You will find a python implementation of Chao's strategy below. Here is a plot of 10000 samples from 0,..,99 with weights indicated by the yellow lines. The y-coordinate denotes how many times a given item was sampled.

I first implemented the pseudocode on Wikipedia, and agree completely with the OP that it is dead wrong. It then took me more than a day to understand Chao's paper. I also found the section of Tillé's book on Chao's method (see Algorithm 6.14 on page 120) helpful. (I don't know what the OP means by with the issues with initialization.)
Disclaimer: I am new to python, and just tried to do my best. I think posting code might be more helpful than posting pseudocode. (Mainly I want to save someone a day's work getting to the bottom of Chao's paper!) If you do end up using this, I'd appreciate any feedback. Standard health warnings apply!

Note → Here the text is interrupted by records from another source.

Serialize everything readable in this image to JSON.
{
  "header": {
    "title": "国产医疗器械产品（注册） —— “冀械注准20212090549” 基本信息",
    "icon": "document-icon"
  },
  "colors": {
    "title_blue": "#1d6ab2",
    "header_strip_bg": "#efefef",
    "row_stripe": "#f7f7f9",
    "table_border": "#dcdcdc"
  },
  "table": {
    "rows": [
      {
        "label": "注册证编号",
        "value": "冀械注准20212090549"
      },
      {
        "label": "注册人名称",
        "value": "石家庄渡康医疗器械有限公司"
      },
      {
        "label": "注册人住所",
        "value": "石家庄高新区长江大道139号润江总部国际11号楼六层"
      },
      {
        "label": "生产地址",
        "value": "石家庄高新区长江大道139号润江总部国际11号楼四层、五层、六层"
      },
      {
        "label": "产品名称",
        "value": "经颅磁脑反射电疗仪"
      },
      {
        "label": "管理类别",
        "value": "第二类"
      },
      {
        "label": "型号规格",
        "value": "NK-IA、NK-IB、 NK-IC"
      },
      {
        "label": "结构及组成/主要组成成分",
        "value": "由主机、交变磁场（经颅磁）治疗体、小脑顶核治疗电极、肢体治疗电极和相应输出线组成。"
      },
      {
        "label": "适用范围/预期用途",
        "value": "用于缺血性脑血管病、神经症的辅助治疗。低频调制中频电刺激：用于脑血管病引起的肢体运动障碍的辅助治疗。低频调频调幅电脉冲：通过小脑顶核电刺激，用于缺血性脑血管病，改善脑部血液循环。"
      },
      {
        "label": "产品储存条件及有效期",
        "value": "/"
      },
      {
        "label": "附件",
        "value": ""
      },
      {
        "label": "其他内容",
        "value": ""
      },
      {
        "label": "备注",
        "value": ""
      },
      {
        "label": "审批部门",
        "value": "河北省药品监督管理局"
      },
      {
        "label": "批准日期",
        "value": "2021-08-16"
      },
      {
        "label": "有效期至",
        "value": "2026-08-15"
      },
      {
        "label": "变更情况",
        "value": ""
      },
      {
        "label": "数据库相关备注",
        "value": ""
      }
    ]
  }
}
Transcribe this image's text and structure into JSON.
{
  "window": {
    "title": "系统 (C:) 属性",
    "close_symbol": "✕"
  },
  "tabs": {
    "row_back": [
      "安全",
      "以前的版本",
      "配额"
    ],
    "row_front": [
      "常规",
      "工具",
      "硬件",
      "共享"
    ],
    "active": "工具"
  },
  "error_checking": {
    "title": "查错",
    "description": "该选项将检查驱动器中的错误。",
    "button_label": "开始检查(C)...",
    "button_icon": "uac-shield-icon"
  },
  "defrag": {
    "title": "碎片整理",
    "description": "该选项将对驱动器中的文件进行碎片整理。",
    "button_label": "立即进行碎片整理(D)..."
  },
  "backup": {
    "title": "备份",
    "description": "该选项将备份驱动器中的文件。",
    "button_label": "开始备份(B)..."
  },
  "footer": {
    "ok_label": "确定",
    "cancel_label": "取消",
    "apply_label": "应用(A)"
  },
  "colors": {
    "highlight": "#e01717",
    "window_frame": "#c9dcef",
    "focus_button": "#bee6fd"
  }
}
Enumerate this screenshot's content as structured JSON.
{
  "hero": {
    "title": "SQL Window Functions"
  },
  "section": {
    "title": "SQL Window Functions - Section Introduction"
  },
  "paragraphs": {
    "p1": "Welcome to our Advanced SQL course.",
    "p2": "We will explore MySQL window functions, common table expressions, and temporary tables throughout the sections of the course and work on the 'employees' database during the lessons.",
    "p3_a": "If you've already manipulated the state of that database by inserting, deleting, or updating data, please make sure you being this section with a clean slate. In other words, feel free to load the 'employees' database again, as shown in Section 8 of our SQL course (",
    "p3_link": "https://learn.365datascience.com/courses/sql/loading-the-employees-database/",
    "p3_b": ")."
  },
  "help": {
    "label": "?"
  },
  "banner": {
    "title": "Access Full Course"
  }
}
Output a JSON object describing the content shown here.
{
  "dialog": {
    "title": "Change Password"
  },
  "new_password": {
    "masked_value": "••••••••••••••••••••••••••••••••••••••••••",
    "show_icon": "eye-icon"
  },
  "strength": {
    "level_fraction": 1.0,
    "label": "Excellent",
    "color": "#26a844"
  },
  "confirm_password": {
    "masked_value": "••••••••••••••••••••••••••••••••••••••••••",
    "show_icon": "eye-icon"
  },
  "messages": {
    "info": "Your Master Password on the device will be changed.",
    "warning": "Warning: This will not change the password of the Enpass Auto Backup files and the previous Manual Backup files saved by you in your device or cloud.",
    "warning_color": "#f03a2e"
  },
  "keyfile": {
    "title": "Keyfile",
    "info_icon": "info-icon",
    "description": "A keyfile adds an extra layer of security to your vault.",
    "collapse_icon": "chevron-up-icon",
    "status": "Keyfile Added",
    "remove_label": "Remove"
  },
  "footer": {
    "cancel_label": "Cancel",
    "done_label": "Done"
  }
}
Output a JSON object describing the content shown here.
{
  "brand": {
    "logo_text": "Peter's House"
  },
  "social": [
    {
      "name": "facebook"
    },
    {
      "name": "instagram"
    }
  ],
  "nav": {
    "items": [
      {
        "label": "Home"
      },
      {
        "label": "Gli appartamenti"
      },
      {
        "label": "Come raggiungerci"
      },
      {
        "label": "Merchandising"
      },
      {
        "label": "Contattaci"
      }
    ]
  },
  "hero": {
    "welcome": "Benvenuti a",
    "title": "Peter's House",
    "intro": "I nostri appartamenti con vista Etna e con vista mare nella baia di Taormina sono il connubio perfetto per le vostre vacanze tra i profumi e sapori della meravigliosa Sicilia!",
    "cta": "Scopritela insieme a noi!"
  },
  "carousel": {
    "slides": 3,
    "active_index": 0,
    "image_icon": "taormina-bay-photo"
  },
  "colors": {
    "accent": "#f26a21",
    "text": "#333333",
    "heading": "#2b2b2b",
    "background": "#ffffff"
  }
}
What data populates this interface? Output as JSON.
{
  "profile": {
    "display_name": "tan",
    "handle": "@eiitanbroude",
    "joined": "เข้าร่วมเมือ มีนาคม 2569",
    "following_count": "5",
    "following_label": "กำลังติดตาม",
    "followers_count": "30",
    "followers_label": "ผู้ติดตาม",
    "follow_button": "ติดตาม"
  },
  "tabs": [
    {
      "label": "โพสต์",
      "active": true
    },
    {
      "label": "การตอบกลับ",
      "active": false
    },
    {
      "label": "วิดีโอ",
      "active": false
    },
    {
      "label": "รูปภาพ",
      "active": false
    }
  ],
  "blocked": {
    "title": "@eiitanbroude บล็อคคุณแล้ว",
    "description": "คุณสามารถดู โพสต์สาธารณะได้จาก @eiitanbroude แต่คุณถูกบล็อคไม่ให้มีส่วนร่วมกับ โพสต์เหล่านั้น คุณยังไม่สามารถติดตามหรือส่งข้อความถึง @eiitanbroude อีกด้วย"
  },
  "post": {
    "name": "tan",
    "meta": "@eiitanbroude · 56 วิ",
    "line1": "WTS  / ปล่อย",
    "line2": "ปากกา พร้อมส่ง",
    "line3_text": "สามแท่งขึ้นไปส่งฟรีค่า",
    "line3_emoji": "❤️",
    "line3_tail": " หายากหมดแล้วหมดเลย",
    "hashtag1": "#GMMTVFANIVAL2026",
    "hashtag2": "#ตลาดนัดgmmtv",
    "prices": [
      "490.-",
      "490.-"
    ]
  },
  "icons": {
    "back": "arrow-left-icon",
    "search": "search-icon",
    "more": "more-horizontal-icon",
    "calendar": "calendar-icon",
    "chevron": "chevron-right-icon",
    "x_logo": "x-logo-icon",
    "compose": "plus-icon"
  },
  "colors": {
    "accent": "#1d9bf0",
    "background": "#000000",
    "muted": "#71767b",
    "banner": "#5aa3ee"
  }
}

First, Chao's computation of inclusion probabilities:
import numpy as np
import random
def compute_Chao_probs(weights, total_weight, sample_size):
"""
Consider a weighted population, some of its members, and their weights.
This function returns a list of probabilities that these members are selected
in a weighted sample of sample_size members of the population.
Example 1: If all weights are equal, this probability is sample_size /(size of population).
Example 2: If the size of our population is sample_size then these probabilities are all 1.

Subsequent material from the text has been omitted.